Thousands of Philippine musicians and singers perform at resorts and hotels from Bali, Indonesia; to Phuket, Thailand; to Tokyo. Many young women who go abroad as entertainers end up working in the sex trade. All over Japan, salarymen come to Philippine pubs to escape the tedium and stress of their jobs. They drink sake and sing karaoke with "japayuki," beautiful, scantily clad young women. In Osaka, the Philippine clubs are concentrated in the crowded Dotonburi district. Many are controlled by Japanese organized crime. Customers spend as much as $500 an evening in one of the better establishments. Large clubs typically stage a brief show in which the women sing a few songs and dance. The rest of the time, they flirt with the customers, pouring sake, feeding them and lighting their cigarettes. They can make more in tips in an evening than they could working for a month as a salesclerk back home. They can make even more if they agree to have sex. "The customers make offers," said Estrella Pumar, 31, who was heading from Manila to Osaka for her second tour. "It's up to the girls to decide what kind of life to live." The women live six or seven to a room provided by their employers. If they are lucky, they get a day off every two weeks. Many aspire to marry a Japanese man and secure a residency permit. Having a child in Japan ensures residency status after a divorce, which is how 80% of these marriages end.

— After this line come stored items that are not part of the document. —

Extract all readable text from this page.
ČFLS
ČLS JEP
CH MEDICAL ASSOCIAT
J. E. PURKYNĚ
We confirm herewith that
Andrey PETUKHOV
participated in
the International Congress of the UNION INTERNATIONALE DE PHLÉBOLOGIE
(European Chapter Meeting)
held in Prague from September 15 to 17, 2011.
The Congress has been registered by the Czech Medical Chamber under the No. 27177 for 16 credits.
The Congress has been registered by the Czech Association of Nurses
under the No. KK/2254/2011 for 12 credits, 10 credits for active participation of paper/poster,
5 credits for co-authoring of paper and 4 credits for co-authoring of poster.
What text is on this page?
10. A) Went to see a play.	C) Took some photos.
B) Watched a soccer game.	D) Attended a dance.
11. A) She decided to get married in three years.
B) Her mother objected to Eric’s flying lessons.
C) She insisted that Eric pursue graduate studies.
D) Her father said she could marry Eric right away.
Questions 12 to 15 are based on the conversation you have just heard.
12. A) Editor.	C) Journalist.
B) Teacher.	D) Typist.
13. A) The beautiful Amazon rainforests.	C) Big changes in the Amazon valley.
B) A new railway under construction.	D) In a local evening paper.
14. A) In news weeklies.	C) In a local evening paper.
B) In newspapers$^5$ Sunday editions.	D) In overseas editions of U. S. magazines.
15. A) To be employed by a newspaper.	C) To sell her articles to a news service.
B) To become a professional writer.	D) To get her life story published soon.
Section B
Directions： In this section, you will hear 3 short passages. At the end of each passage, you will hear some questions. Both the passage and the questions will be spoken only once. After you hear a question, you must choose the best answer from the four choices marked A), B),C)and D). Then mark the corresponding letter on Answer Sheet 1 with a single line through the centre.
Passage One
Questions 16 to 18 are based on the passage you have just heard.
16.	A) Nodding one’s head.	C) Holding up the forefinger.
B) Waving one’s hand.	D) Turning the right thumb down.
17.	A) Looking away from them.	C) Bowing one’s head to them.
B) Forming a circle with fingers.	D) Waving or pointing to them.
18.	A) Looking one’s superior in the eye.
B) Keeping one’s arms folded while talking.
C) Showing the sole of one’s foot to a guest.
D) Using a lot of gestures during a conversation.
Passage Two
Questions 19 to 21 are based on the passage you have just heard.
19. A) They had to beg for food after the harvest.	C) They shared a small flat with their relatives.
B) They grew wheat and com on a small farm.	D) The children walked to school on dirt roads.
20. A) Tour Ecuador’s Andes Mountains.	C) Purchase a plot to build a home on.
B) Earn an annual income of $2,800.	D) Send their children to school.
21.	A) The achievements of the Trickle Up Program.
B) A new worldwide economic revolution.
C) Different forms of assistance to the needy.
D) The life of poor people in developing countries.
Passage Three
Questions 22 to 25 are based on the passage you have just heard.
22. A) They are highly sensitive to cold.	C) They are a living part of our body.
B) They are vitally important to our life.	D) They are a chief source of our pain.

Wendy, 37, followed her mother to Japan in the 1990s. A brother and sister moved to Los Angeles. She spent 10 years working in pubs before marrying a Japanese man, having a son and opening her own club in Osaka, the Twin Angels. "It's better to be here than in the Philippines," said Wendy, who declined to give her full name. But someday she'd like to return home and perhaps open a McDonald's. In the meantime, she said, "we have to survive."
The wards are overflowing at Negros Oriental Provincial Hospital, and dozens of patients lie on cots in the corridors. Some have just given birth. Others have just had surgery. Some will die in the hallway.
The hospital in Dumaguete, about 400 miles south of Manila, was built for 250 patients but usually has more than 350. Newborns stay in the same bed as their mothers; some have suffocated when their mothers rolled over in their sleep.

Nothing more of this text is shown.